Приехала немочка выписная. Смирная такая, молоденькая, беленькая и рукодельница великая: никогда она без работы не сидела. В будни шьет, в праздник чулок вяжет, и так вяжет, на память, не глядя на спицы, а сама книжку читает. Барышня ее встретила с радостью такою -- так ей в глаза и смотрит. Принялась она за ученье немецкое, -- что и засыпает, твердит уроки да слова немецкие. И скоро все понимать стала, Слушаючи, и я себе словцо-другое запомнила. Только не надолго наша барышня к немочке прильнула, не по ней она была совсем -- всего боялась, на всем запиналась, мешалась; а барышня -- к огню ее можно приподобить -- такая была; еще ж и хворая -- так гневная и нетерпеливая. Начала барышня немочку гнать.
-- Барышня,-- спрашиваю: -- за что вы всё на немочку сердитесь?
-- Ах, Игрушечка! -- отвечает, ручки свои сжавши: -- она меня измучила! Я б ее и видеть-то не хотела!
-- Да за что ж так?
-- Ах, Игрушечка! ты еще не знаешь, какая она мучительница! Прошу ли ее: погодите читать, расскажите мне вот это, нет, никогда не позволит. Что мне придет в голову, так захочется знать поскорей, поскорей, а она: "Пишите! урок учите!" Я плачу, я прошу -- нет, никогда не послушает, не пожалеет! Я б ее очень любила, а теперь видеть не хочу!

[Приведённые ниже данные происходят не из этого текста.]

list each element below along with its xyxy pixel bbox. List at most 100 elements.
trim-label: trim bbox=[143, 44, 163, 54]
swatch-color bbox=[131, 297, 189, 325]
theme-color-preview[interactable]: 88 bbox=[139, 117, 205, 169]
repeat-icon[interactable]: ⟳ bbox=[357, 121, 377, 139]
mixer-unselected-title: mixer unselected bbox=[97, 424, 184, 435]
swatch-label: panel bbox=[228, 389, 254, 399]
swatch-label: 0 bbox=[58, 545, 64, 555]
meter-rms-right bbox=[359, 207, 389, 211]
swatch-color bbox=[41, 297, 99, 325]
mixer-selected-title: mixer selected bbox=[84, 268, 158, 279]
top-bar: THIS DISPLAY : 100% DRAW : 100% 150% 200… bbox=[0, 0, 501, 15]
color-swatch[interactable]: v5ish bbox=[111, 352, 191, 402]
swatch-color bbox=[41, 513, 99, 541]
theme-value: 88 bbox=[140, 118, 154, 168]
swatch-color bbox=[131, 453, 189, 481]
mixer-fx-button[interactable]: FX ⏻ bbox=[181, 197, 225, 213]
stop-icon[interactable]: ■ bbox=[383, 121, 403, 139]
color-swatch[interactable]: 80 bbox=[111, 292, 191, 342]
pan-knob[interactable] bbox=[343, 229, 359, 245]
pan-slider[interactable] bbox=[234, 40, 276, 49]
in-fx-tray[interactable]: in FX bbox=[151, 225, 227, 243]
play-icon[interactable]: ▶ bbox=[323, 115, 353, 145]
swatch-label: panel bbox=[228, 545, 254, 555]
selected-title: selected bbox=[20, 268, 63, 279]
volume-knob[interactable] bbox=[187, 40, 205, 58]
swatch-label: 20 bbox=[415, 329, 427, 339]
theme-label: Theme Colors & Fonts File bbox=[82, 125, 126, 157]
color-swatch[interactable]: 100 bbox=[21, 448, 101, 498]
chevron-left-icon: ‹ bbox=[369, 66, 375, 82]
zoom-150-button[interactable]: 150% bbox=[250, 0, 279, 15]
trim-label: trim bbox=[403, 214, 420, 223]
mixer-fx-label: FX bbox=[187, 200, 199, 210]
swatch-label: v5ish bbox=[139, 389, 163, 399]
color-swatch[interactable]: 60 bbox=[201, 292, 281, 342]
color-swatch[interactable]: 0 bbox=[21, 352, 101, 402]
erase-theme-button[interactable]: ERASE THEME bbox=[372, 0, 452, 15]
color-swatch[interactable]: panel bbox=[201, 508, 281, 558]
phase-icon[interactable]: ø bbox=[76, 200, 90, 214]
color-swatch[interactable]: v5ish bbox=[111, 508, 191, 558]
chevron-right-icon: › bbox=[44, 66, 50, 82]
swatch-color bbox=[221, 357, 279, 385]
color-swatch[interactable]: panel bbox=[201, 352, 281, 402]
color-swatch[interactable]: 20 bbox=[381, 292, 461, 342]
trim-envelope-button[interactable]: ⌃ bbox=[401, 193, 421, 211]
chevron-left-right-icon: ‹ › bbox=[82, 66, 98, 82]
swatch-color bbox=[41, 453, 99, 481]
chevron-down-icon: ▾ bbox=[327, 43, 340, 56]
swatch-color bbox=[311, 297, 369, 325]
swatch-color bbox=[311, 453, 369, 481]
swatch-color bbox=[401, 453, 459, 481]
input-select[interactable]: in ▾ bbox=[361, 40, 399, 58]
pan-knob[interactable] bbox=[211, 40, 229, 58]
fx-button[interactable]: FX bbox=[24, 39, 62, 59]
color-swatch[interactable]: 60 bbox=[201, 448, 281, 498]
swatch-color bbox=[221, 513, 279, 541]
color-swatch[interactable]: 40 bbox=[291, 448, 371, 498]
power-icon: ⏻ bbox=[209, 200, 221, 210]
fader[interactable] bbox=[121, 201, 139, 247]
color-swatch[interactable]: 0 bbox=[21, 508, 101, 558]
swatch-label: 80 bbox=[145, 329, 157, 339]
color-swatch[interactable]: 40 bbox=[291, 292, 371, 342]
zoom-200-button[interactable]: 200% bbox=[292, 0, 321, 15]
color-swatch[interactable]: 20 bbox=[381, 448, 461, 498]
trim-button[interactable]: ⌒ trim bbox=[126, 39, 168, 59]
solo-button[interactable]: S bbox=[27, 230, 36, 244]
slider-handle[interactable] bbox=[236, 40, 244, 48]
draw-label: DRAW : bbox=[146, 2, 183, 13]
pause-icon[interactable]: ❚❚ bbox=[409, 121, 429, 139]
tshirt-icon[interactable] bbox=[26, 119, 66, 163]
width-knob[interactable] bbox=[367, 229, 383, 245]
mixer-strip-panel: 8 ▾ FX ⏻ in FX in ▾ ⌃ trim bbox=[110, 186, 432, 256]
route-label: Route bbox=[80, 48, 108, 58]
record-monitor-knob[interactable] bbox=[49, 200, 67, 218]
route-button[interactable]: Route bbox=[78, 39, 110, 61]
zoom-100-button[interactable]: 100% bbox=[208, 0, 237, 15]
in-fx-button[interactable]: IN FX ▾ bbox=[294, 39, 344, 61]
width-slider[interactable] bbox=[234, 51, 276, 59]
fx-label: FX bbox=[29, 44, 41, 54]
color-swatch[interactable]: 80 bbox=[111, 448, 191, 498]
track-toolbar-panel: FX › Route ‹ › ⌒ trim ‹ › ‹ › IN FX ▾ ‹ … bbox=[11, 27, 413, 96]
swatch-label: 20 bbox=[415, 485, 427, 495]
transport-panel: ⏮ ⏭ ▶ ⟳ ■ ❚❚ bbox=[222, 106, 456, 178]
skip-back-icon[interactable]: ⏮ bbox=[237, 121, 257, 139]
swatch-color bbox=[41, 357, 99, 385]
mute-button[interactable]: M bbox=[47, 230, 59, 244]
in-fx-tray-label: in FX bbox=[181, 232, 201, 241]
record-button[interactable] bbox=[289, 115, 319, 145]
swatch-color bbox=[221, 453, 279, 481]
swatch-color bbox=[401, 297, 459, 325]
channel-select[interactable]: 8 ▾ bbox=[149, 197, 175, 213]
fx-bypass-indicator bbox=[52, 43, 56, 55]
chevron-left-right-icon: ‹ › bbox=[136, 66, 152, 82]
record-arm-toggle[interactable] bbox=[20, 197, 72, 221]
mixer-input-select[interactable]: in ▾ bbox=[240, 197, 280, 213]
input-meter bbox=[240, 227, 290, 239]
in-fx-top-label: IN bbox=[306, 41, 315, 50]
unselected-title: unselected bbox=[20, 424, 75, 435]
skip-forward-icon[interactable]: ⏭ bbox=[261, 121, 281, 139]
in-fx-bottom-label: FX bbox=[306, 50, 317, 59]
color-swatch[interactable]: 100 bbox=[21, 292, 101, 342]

Ну, думаю, на тебя трудно угодить! С тобою надо умеючи да умеючи! А немочка сама только что из детей выходила, где ей с такой быстроумкой справиться; да и от природы она тиха была очень и смирна и плоха-таки немножко. Немочке тоже не весело приходилось, частенько, бывало, всплакнет. Всем в доме ее жалко было. Прежде Арина Ивановна очень косо на нее глядела, а там видит, что немочка и воды не замутит, утихла, только сердилась на нее, что по праздникам работает. "Через эту безбожницу, говаривала, и нам еще беда будет! того и гляди, что или пожар, или гром ударит, что у нас господни праздники не соблюдаются!" Да, слава богу, случая не было никакого. И то оказать, какой это грех работать? И сложа руки спасенья ведь не захватишь! И часто, бывало, Арина Ивановна спрячет у немочки работу в праздник, -- та ищет, тревожится, не найдет никогда, вот и празднуй, хочешь не хочешь; а в пост не дает ей сливок к кофею... немочка все ничего, разве поплачет втихомолку. Что дальше, то бедной немочке хуже: барышня уж и вправду глядеть на нее не хочет. Увещала ее барыня, а у барышни весь ответ: "Отошли ее, мама, я ее не хочу видеть!" Раз, барышня уж почивала, кличет меня немочка, просит воды. Я ей воды подала, вижу, что у ней глаза опять заплаканы. Я и спрашиваю, то словом, то знаком, как умею, о чем она плачет? Залилась немочка слезами да рукою показывает на детскую, "сердитая", говорит.